In 1989, he would take on the role that he would become best known for in Spike Lee’s groundbreaking drama “Do the Right Thing.” As Sal Frangione, the Italian-American owner of a pizzeria in the largely African-American Bed-Stuy neighborhood where long-simmering racial tensions eventually explode over the course of one long, hot day in part because of his character’s refusal to include photos of black celebrities on his Wall of Fame, he has one of the trickier roles to play but instead of simply playing him as a one-dimensional goombah, he invested the character with a certain degree of humanity that helped to make the unfolding situation not so cut-and-dried before arriving at its still-shattering climax. It was perhaps his best and most fully-rounded performance, and it helped to make the film a classic from the moment it first hit screens. His work earned him an Oscar nomination for Best Supporting Actor (one of only two earned by the film) and he won a number of award from critics groups in Chicago and Los Angeles.
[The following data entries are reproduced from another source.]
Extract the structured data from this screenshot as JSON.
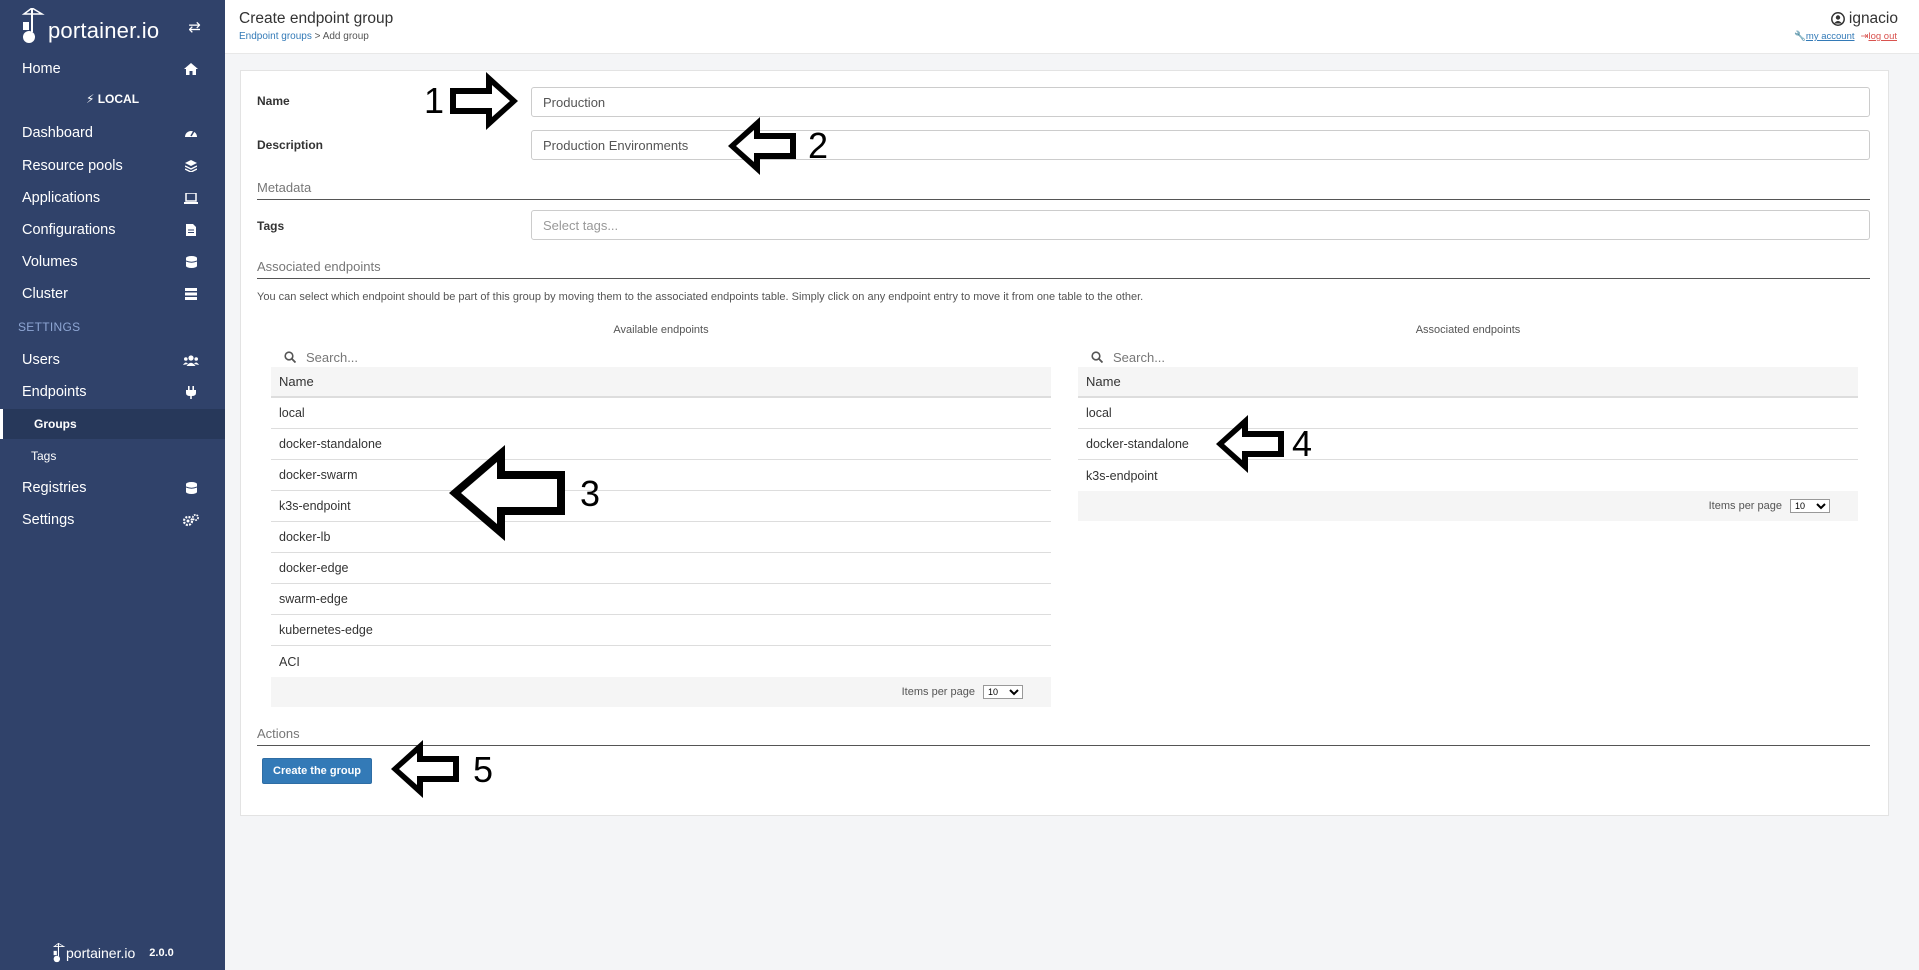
{
  "brand": {
    "name": "portainer.io"
  },
  "sidebar": {
    "home": "Home",
    "endpoint": "LOCAL",
    "items": [
      {
        "label": "Dashboard",
        "icon": "tachometer-icon"
      },
      {
        "label": "Resource pools",
        "icon": "layers-icon"
      },
      {
        "label": "Applications",
        "icon": "laptop-icon"
      },
      {
        "label": "Configurations",
        "icon": "file-icon"
      },
      {
        "label": "Volumes",
        "icon": "database-icon"
      },
      {
        "label": "Cluster",
        "icon": "server-icon"
      }
    ],
    "settings_title": "SETTINGS",
    "settings_items": [
      {
        "label": "Users",
        "icon": "users-icon"
      },
      {
        "label": "Endpoints",
        "icon": "plug-icon"
      }
    ],
    "sub_groups": "Groups",
    "sub_tags": "Tags",
    "registries": "Registries",
    "settings": "Settings",
    "footer_brand": "portainer.io",
    "version": "2.0.0"
  },
  "header": {
    "title": "Create endpoint group",
    "breadcrumb_link": "Endpoint groups",
    "breadcrumb_current": "> Add group",
    "username": "ignacio",
    "my_account": "my account",
    "log_out": "log out"
  },
  "form": {
    "name_label": "Name",
    "name_value": "Production",
    "description_label": "Description",
    "description_value": "Production Environments",
    "metadata_title": "Metadata",
    "tags_label": "Tags",
    "tags_placeholder": "Select tags...",
    "associated_title": "Associated endpoints",
    "help_text": "You can select which endpoint should be part of this group by moving them to the associated endpoints table. Simply click on any endpoint entry to move it from one table to the other.",
    "actions_title": "Actions",
    "create_button": "Create the group"
  },
  "available": {
    "caption": "Available endpoints",
    "search_placeholder": "Search...",
    "column": "Name",
    "rows": [
      "local",
      "docker-standalone",
      "docker-swarm",
      "k3s-endpoint",
      "docker-lb",
      "docker-edge",
      "swarm-edge",
      "kubernetes-edge",
      "ACI"
    ],
    "items_per_page": "Items per page",
    "page_size": "10"
  },
  "associated": {
    "caption": "Associated endpoints",
    "search_placeholder": "Search...",
    "column": "Name",
    "rows": [
      "local",
      "docker-standalone",
      "k3s-endpoint"
    ],
    "items_per_page": "Items per page",
    "page_size": "10"
  },
  "callouts": [
    "1",
    "2",
    "3",
    "4",
    "5"
  ]
}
Although Aiello's subsequent film roles would never quite hit the heights of “Do the Right Thing,” the acclaim that he received for his work led to a number of roles in the next few years. He was Tim Robbins’ almost angelic chiropractor friend in the hallucinatory “Jacob’s Ladder” (1990), a frustrated father trying to deal with his daughter (Holly Hunter) and her overbearing fiancee (Richard Dreyfuss) in the wonderful, if sadly underseen, “Once Around” (1991), for which he received a Supporting Actor nomination from the Chicago Film Critics Association. Aiello also teamed up with Bruce Willis, even doing a couple of duets, in the bizarre action-comedy “Hudson Hawk” (1991), a notorious flop at the time which is actually far more entertaining than its reputation might suggest. Later that year, he appeared in “29th Street,” a gentle comedy-drama in which he played the unlucky father of a man whom might have a winning lottery ticket and the next year scored a rare lead role as infamous club owner Jack Ruby in the docudrama “Ruby.” In 1994, he worked with Luc Besson on the action favorite “Leon” and was part of the giant cast assembled by Robert Altman for his curious fashion industry satire “Pret-a-Porter,” where he took what could have been an unpalatable caricature of a character—a buyer for Marshall Fields who is also a cross-dresser—and made him into something more than a tacky sight gag. On television, he played the title role in the miniseries “The Last Don” (1997) and starred in the short-lived 1997 series “Dellaventura,” in which he appeared alongside his son, Ricky.
Although his film work slowed in later years, Aiello was active in other artistic areas. In 2011, in appeared off-Broadway in the play “The Shoemaker,” a 9/11-inspired drama based on the 2006 film “A Broken Sole” that he also appeared in. He also recorded a number of albums, including I Just Wanted to Hear the Words (2004), Live from Atlantic City (2008), My Christmas Song for You (2010) and Bridges (2011). (At some earlier point, he also recorded an answer song to a particular Madonna hit, “Papa Wants the Best for You” and yes, it is on YouTube.) In 2014, he published his autobiography, I Only Know Who I Am When I Am Somebody Else: My Life on the Street, on the Stage and in the Movies. Obviously, his name will continue to live on thanks to his work in “Do the Right Thing.” But as this article hopefully demonstrated, he did a lot of fine and memorable work over the years that is ripe for rediscovery.
And yes, I am totally serious about “Hudson Hawk”—that thing is a blast, and Aiello is hilarious in it.